The problem is that Tensorflow stores this in a LSTMStateTuple which you can not send into placeholder. So you need to store it in a Tensor, and then unpack it into a tuple:
state_placeholder = tf.placeholder(tf.float32, [num_layers, 2, batch_size, state_size])
l = tf.unpack(state_placeholder, axis=0)
rnn_tuple_state = tuple(
[tf.nn.rnn_cell.LSTMStateTuple(l[idx][0], l[idx][1])
for idx in range(num_layers)]
)
Then you can use the built-in Tensorflow API to create the stacked LSTM layer.
cell = tf.nn.rnn_cell.LSTMCell(state_size, state_is_tuple=True)
cell = tf.nn.rnn_cell.MultiRNNCell([cell]*num_layers, state_is_tuple=True)
outputs, state = tf.nn.dynamic_rnn(cell, x_input, initial_state=rnn_tuple_state)
From here you continue with the outputs to calculate logits and then a loss with respect to the y_inputs.
Then you run each batch with the sess.run-command, with truncated backpropagation (good explanation here http://r2rt.com/styles-of-truncated-backpropagation.html)

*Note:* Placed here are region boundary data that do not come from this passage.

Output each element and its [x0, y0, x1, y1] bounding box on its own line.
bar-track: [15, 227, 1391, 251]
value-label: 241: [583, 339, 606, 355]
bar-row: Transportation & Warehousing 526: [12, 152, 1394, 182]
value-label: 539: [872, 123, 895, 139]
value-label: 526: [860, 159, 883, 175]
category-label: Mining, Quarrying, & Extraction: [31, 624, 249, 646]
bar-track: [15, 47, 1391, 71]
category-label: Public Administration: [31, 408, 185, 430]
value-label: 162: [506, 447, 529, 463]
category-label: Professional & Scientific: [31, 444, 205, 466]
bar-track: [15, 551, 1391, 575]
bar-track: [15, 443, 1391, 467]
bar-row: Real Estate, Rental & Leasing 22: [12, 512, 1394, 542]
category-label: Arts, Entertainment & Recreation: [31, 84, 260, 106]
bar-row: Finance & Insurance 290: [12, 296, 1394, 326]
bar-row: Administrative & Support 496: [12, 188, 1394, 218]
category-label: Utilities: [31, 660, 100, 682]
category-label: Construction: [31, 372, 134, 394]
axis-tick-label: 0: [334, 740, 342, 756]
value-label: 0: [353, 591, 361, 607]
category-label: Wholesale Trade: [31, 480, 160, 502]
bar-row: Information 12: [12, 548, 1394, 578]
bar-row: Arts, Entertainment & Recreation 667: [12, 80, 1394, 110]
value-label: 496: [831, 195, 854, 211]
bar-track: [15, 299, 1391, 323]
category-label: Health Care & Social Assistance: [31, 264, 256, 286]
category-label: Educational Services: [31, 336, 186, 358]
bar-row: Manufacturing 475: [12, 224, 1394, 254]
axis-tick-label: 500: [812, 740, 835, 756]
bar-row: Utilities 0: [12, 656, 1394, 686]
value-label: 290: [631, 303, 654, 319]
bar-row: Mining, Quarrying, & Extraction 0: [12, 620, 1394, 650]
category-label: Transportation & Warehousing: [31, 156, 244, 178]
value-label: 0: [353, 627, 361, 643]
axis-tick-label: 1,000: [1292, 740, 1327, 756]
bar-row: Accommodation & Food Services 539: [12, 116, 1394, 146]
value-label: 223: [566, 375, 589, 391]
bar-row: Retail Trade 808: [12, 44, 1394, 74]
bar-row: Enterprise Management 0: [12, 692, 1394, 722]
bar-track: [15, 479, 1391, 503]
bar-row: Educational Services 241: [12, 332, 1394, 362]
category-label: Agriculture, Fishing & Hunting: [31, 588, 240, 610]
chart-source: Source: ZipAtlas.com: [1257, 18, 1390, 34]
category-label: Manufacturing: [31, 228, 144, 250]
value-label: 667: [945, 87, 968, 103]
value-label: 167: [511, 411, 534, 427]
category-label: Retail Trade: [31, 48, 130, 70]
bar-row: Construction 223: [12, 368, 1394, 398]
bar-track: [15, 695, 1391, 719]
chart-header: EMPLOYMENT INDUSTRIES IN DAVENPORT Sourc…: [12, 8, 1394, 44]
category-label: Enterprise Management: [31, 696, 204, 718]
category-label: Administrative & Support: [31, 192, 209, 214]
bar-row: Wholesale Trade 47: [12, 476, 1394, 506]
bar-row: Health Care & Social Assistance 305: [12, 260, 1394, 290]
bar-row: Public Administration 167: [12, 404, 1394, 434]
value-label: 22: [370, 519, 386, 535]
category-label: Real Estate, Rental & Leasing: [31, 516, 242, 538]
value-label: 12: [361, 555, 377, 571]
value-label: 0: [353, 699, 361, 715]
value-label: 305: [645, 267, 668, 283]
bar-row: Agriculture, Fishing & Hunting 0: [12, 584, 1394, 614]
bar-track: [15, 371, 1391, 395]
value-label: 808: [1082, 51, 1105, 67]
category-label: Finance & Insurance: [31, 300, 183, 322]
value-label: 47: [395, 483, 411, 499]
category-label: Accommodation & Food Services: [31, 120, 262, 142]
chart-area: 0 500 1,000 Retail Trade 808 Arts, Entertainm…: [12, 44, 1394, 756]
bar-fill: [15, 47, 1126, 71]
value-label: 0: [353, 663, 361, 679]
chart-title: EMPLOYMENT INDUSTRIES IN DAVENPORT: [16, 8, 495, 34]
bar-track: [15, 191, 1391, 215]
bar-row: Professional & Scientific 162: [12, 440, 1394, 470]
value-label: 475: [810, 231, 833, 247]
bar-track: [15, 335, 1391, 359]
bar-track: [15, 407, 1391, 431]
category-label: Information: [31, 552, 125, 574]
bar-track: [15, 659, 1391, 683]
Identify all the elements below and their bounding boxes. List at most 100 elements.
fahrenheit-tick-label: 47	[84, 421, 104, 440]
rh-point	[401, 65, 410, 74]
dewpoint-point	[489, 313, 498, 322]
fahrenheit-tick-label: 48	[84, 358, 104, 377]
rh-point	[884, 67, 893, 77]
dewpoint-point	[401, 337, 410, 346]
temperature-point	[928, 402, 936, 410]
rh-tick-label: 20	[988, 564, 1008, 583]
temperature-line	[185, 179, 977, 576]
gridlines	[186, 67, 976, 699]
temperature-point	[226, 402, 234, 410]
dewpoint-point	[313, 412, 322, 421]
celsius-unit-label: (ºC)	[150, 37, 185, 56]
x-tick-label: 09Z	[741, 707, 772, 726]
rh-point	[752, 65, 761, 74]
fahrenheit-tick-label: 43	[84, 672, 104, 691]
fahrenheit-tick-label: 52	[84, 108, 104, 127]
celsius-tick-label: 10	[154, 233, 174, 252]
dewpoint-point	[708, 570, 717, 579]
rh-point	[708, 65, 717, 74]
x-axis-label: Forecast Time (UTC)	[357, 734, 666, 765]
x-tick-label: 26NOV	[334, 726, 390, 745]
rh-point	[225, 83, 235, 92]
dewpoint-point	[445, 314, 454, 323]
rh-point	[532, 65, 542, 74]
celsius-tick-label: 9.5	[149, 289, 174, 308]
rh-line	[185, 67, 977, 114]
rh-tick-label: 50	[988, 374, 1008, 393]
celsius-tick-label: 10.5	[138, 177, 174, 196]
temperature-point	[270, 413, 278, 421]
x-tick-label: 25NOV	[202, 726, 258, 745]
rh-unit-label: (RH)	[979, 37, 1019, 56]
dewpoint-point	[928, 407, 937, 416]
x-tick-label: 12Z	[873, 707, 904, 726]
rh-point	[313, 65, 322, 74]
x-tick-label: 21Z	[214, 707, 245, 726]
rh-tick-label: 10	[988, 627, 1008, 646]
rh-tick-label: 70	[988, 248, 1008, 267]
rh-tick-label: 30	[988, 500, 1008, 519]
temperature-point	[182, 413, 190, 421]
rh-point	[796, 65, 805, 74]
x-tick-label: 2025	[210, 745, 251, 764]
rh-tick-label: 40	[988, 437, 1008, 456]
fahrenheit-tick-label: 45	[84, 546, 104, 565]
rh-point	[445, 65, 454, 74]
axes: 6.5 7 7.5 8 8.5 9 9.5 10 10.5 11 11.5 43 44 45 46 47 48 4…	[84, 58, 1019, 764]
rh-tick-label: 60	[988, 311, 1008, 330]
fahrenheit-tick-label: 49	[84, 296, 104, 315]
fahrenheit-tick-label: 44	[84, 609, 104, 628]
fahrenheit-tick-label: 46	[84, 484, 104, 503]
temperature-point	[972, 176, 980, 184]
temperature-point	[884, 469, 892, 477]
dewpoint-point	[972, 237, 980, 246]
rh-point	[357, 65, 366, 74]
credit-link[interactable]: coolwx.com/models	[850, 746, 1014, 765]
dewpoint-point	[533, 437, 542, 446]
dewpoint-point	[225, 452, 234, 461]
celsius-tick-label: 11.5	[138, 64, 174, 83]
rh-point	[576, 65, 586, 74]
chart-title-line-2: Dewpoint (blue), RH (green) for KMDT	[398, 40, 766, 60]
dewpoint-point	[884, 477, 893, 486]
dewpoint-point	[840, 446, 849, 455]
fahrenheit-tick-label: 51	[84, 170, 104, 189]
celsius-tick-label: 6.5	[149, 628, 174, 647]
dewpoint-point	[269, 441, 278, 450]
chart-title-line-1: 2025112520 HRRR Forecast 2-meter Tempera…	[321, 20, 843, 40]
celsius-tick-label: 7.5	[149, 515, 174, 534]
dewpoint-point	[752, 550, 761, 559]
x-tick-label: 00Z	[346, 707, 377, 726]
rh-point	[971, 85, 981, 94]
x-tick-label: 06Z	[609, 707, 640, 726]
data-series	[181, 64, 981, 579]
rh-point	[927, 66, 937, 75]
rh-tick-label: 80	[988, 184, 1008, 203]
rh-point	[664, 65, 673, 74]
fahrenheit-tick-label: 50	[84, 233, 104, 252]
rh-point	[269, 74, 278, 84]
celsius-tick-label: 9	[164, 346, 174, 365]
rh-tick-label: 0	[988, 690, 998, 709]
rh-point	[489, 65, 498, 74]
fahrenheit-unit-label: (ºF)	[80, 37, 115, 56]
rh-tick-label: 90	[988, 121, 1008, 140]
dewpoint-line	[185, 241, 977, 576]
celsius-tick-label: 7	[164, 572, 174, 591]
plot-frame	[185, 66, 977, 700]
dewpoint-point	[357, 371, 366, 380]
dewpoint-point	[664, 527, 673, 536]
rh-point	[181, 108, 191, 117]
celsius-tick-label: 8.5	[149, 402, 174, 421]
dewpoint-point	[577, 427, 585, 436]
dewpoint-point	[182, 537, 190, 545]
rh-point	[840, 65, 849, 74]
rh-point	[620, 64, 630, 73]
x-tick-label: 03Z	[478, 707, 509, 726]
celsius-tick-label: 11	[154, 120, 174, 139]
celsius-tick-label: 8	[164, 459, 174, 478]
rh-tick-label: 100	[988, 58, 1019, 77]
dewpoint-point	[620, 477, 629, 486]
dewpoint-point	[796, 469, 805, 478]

init_state = np.zeros((num_layers, 2, batch_size, state_size))
...current_state... = sess.run([...state...], feed_dict={x_input:batch_in, state_placeholder:current_state ...})
current_state = np.array(current_state)
You will have to convert the state to a numpy array before feeding it again.
Perhaps it is better to use a librarly like Tflearn or Keras instead?